Charing Cross Theatre

21. Oktober 2014

2 Sterne

Ich vermute, es ist etwa fünfzehn Jahre her, als ich zum ersten Mal den Möglichkeiten von Verzauberung, erstaunlicher Kraft und stilvoller Verve begegnete, die sich auftun, wenn ein grosser Interpret sich der Musik von Jacques Brel annimmt. Meine Initiation war ein Konzert von Chita Rivera, bei dem sie – spektakulär – Brels wunderbares Lied „Carousel“ sang. In einem Abend, gespickt mit vertrauten Juwelen aus den Kronen von Herman, Sondheim, Bernstein sowie Kander & Ebb, war das ein Ausreisser nach oben, ein Volltreffer, ein Triumph.

Derzeit ist im Charing Cross Theatre eine Wiederaufnahme von Jacques Brel Is Alive And Well And Living In Paris zu sehen, inszeniert vom unermüdlichen Andrew Keates für Steven M. Levy und Sean Sweeney (vermutlich für das Charing Cross Theatre selbst). Diese Revue – wenn man es so nennen will – von Brels Vermächtnis wurde erstmals 1968 zusammengestellt, aber 2006 Off-Broadway von Gordon Greenberg sehr erfolgreich überarbeitet, der kürzlich Guys and Dolls in Chichester inszenierte.

Es handelt sich nicht exakt um dieselbe Fassung wie die Off-Broadway-Wiederaufnahme von 2006; die Reihenfolge der Songs ist merkwürdig anders, und es gibt einige Streichungen. Doch als Vehikel, um Brels Musik kennenzulernen, ist das eine nahezu unschlagbare Auswahl an Melodien und Themen; eine wunderbare Leinwand, auf der sich resonante, kraftvolle theatrale Bilder malen lassen.
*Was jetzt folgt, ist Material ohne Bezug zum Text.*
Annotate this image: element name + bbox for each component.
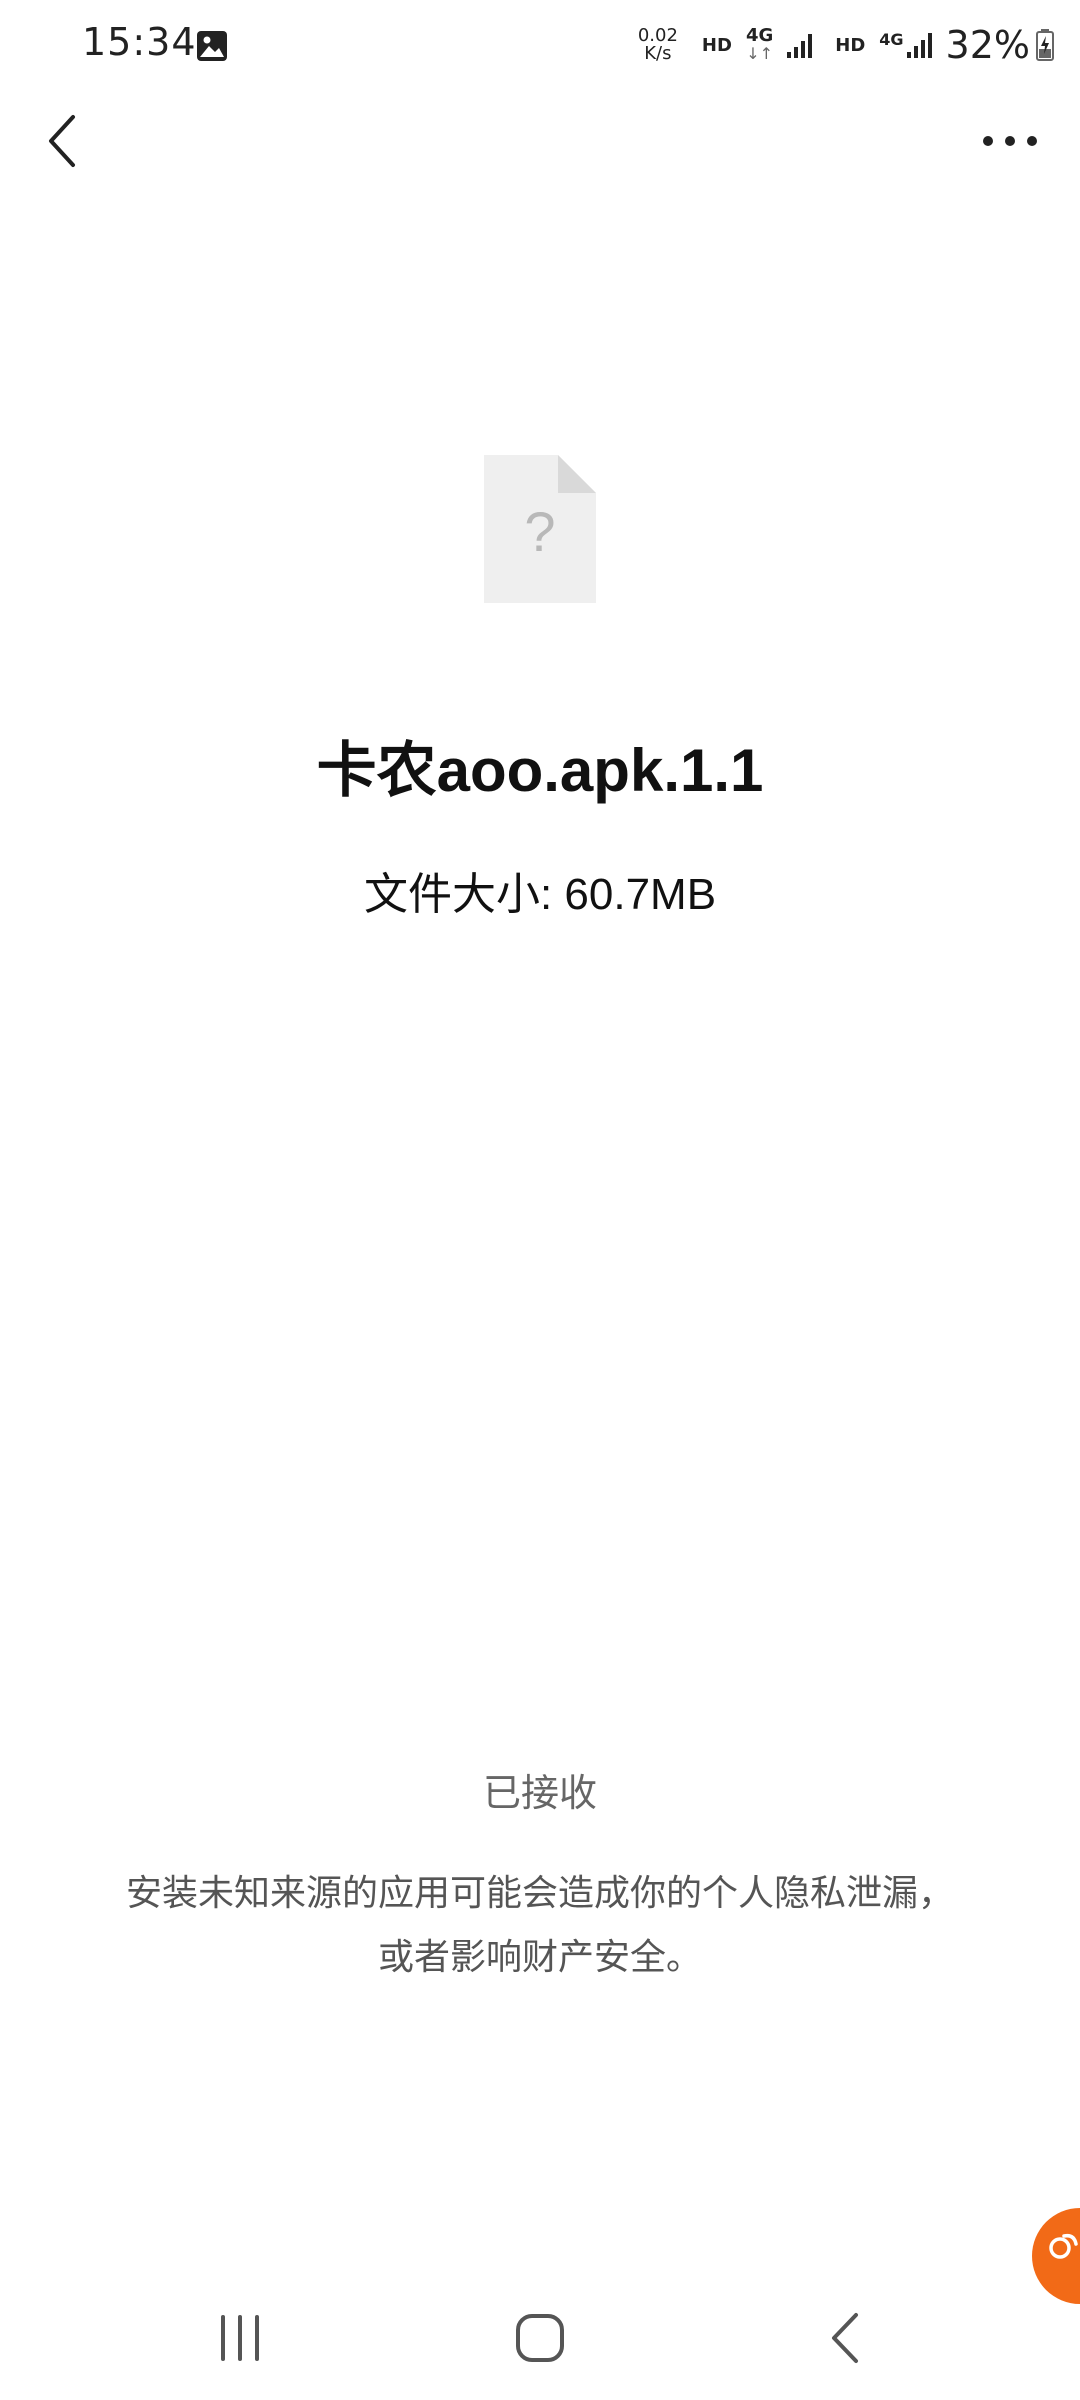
network-activity-arrows: ↓↑ bbox=[746, 44, 773, 63]
link-icon bbox=[1049, 2233, 1078, 2259]
chevron-left-icon bbox=[49, 115, 75, 167]
system-nav-bar bbox=[0, 2280, 1080, 2400]
more-options-button[interactable] bbox=[970, 106, 1050, 176]
home-icon bbox=[516, 2314, 564, 2362]
home-button[interactable] bbox=[500, 2298, 580, 2378]
network-type-label: 4G bbox=[745, 25, 774, 46]
network-type-1: 4G ↓↑ bbox=[746, 27, 773, 63]
battery-percent: 32% bbox=[945, 23, 1030, 67]
battery-charging-icon bbox=[1036, 29, 1054, 61]
back-icon bbox=[832, 2313, 858, 2363]
file-size: 文件大小: 60.7MB bbox=[363, 870, 717, 919]
more-horizontal-icon bbox=[983, 136, 1037, 146]
status-indicators: 0.02 K/s HD 4G ↓↑ HD 4G 32% bbox=[638, 20, 1054, 70]
signal-strength-icon-2 bbox=[906, 33, 932, 58]
hd-badge-1: HD bbox=[701, 34, 732, 56]
sim2-signal: 4G bbox=[879, 30, 933, 60]
recents-button[interactable] bbox=[200, 2298, 280, 2378]
status-bar: 15:34 0.02 K/s HD 4G ↓↑ HD 4G 32% bbox=[0, 0, 1080, 92]
received-status: 已接收 bbox=[482, 1771, 597, 1815]
security-warning-line-2: 或者影响财产安全。 bbox=[377, 1937, 702, 1978]
network-type-2: 4G bbox=[879, 30, 904, 49]
file-icon-glyph: ? bbox=[524, 500, 555, 563]
recents-icon bbox=[221, 2315, 259, 2361]
top-bar bbox=[0, 92, 1080, 192]
network-speed: 0.02 K/s bbox=[638, 27, 678, 63]
unknown-file-icon: ? bbox=[484, 455, 596, 603]
back-button[interactable] bbox=[28, 106, 98, 176]
security-warning: 安装未知来源的应用可能会造成你的个人隐私泄漏， 或者影响财产安全。 bbox=[90, 1862, 990, 1990]
signal-strength-icon bbox=[787, 34, 813, 58]
nav-back-button[interactable] bbox=[805, 2298, 885, 2378]
status-time: 15:34 bbox=[82, 20, 197, 64]
security-warning-line-1: 安装未知来源的应用可能会造成你的个人隐私泄漏， bbox=[125, 1873, 954, 1914]
file-name: 卡农aoo.apk.1.1 bbox=[316, 737, 764, 804]
network-speed-unit: K/s bbox=[644, 43, 672, 64]
hd-badge-2: HD bbox=[835, 34, 866, 56]
image-notification-icon bbox=[197, 31, 227, 61]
Wie es im Programmheft heisst:

„Brel hatte ein natürliches Talent für Worte und balancierte Witz und Emotion perfekt – ganz im Sinne Hugos in der Suche nach der idealen Mischung aus Groteskem und Erhabenem. Liebe, Verzweiflung, Sex, Tod, Absurdität, Schönheit; jede Facette der menschlichen Existenz ist in seinen Werken präsent … er war zutiefst antimilitaristisch, auch wenn ihn nur wenige einen echten Pazifisten nennen würden … in einem Europa, das sich erholte und doch verwundet war, etablierte sich Brel als der Sänger, der den Schleier von Gesellschaft, Menschen und den Mühsalen des Lebens lüften konnte.“

All das stimmt. Brels Musik ist einzigartig: herzzerreissend schöne Melodien über schreckliche Situationen; harte Linien für überraschende Themen; ein Faden von Absurdität, der neben ganz normalen Situationen oder Erfahrungen liegt; eine spukhafte Melancholie, die sich in einen berauschenden oder verzweifelten Moment der Selbstbefragung oder des Weltverstehens verwandeln kann. Eine einfache Melodie kann sich winden und drehen, zu etwas Komplexerem werden und in ihrer Intensität geradezu bersten; ebenso kann ein lebhafter, pulsierender Song in Fragmente von Einsamkeit, Erinnerung und Nachdenken zerfallen.

Das Beste an dieser Produktion ist das musikalische Niveau, das der begabte Dean Austin und die vier Mitglieder seiner Band zeigen, die mit Klavier, Akkordeon, Gitarre, Bass und Percussion die herrliche Klanglandschaft für Brels Werk schaffen. Austin singt ebenfalls, und jedes Mal, wenn er es tut, unterstreichen Wahrhaftigkeit und ein stilvolles Verständnis für das Gewebe der Musik das Geschehen, machen es besser, reizvoller.

Die Band schafft zusammen mit Chris De Wildes prächtigem Pariser Cabaret-Bühnenbild eine sehr „französische“ Atmosphäre, die dabei hilft, Brels Musik zu begreifen und ihr Vergnügen abzugewinnen. Einige Sitze im Zuschauerraum wurden entfernt und durch kleine Cabaret-Tische ersetzt. Das funktioniert sehr gut – und tatsächlich wäre es vielleicht noch besser gewesen, wenn der gesamte vordere Teil des Parketts den kleinen Tischen gewichen wäre: Diese Art von Atmosphäre, wie Keates so deutlich versteht, nützt in Brels Repertoire allen – Interpret, Komponist und Publikum.

Es gab Momente, in denen die Kombination aus Licht (Mike Robertson), Ausstattung und Band einen geradezu in einen dunklen Abend in einer schwach beleuchteten Pariser Strasse versetzte, wo Möglichkeit und Tragödie nur einen Schritt entfernt sind, wo die französische Arroganz scharf in der Luft liegt und wo das sanfte Glühen der Sterne zu ewiger Betrachtung einlädt.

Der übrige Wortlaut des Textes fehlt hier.